Intuisinya benar. Pria ini tidak pernah membelakangi musuh-musuhnya. Dia tidak tahu bagaimana caranya mundur.
“Kau telah melampaui batas kemampuan manusia dan menjadi dewa!”
Itu adalah kisah yang luar biasa.
‘Bukan dia.’
Hal yang mengejutkan adalah bahwa pria ini bukanlah kandidat yang mereka cari. Meskipun demikian, Arshad tidak dapat menyangkal bahwa ia menyetujui pria ini.
Brrrrrr–
“Heok!”
Para evaluator lainnya memandang Arshad, yang bertingkah aneh dan berbicara sendiri seolah-olah itu hal yang normal.
Sejenak, Arshad terdiam. Ia berkeringat dingin, dan seluruh tubuhnya kejang tak terkendali. Sesuatu yang lain membuatnya bereaksi seperti ini.
Twitch– Twitch–
Arshad merasa seolah darahnya mengalir terbalik. Tubuhnya berputar dan kejang setiap kali ia melangkah menuju makhluk tak dikenal itu. Akhirnya, kacamata khususnya menangkap sosok pria mirip serigala. Sama seperti sebelumnya, kehidupan pria ini berlalu seperti panorama.
“Heoooook!”
Napas Arshad tersengal-sengal melihat apa yang terjadi. Pria ini memiliki bakat yang bahkan Dewa Perang pun takuti. Dia dikhianati oleh seorang teman yang sangat dia sayangi dan percayai, yang kehilangan segalanya. Anehnya, dia mengatasi kesulitan ini dengan tekad yang kuat dan menjadi raja para tentara bayaran. Dia memulai hidup baru. Dia bekerja keras dan bahkan melindungi seorang ratu.
Pada saat itu, panorama di depan mata Arshad dibayangi oleh sebuah ilusi. Itu adalah ilusi tentang seorang pria yang memandang rendah ratusan juta orang.
Rasa merinding kembali menjalar di punggung Arshad.
“Kaisar terhebat! Kaisar yang mengatasi keputusasaan dan berakhir dengan kisah terindah!

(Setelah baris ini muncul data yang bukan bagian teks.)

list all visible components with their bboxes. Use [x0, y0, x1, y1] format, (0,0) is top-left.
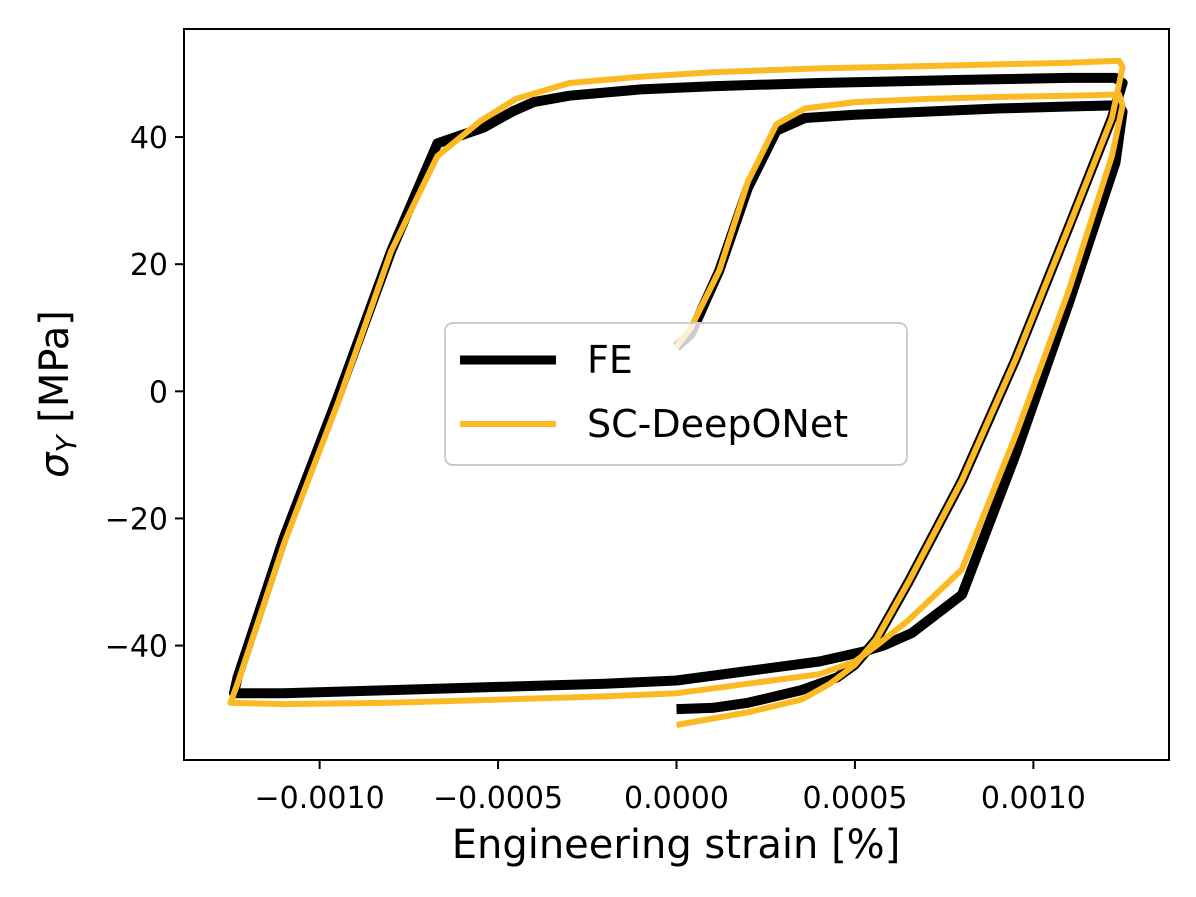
- x-tick-label: 0.0005: [802, 781, 907, 816]
- y-axis: −40 −20 0 20 40: [105, 121, 184, 665]
- y-axis-label: σY [MPa]: [32, 310, 83, 478]
- plot-area: [227, 57, 1128, 728]
- x-axis-label: Engineering strain [%]: [452, 822, 901, 868]
- x-tick-label: −0.0010: [255, 781, 385, 816]
- legend-frame: [444, 322, 908, 466]
- y-tick-label: −20: [105, 502, 168, 537]
- x-axis: −0.0010 −0.0005 0.0000 0.0005 0.0010: [255, 760, 1086, 816]
- x-tick-label: 0.0010: [981, 781, 1086, 816]
- y-tick-label: −40: [105, 630, 168, 665]
- legend-label-sc-deeponet: SC-DeepONet: [587, 402, 848, 446]
- y-axis-label-symbol: σ: [32, 451, 78, 478]
- series-line-sc-deeponet: [227, 57, 1126, 728]
- legend: FE SC-DeepONet: [444, 322, 908, 466]
- y-axis-label-unit: [MPa]: [32, 310, 78, 435]
- legend-label-fe: FE: [587, 338, 633, 382]
- y-tick-label: 20: [130, 248, 168, 283]
- y-axis-label-subscript: Y: [50, 434, 83, 453]
- y-tick-label: 0: [149, 375, 168, 410]
- x-tick-label: −0.0005: [433, 781, 563, 816]
- x-tick-label: 0.0000: [624, 781, 729, 816]
- series-layer: [227, 57, 1128, 728]
- y-tick-label: 40: [130, 121, 168, 156]
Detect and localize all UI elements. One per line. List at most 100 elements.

Hahahaha!”
Arshad tidak bisa menyembunyikan kegembiraan dan kebahagiaannya.
“Hah?”
Kemudian, ia melihat sesuatu yang tidak dikenal dalam ilusi itu. Ada sosok buram seorang pria berdiri di belakang pria yang menyerupai serigala. Dalam ilusi itu, kaisar terbesar, pria yang menyerupai serigala itu, berlutut di hadapan orang ini dan menyembahnya. Wajah pria itu, yang duduk bersila di kursinya, tampak samar dan buram, tetapi Arshad dapat merasakan bahwa mata pria itu dipenuhi dengan kebanggaan, kemuliaan, dan keagungan saat ia memandang ratusan juta orang di bawahnya.
Shwaa–
Bulu kuduk Arshad kembali merinding. Ya, apa yang dilihatnya dalam ilusi itu adalah “tuan” yang dilayani oleh pria yang kelak menjadi kaisar terhebat.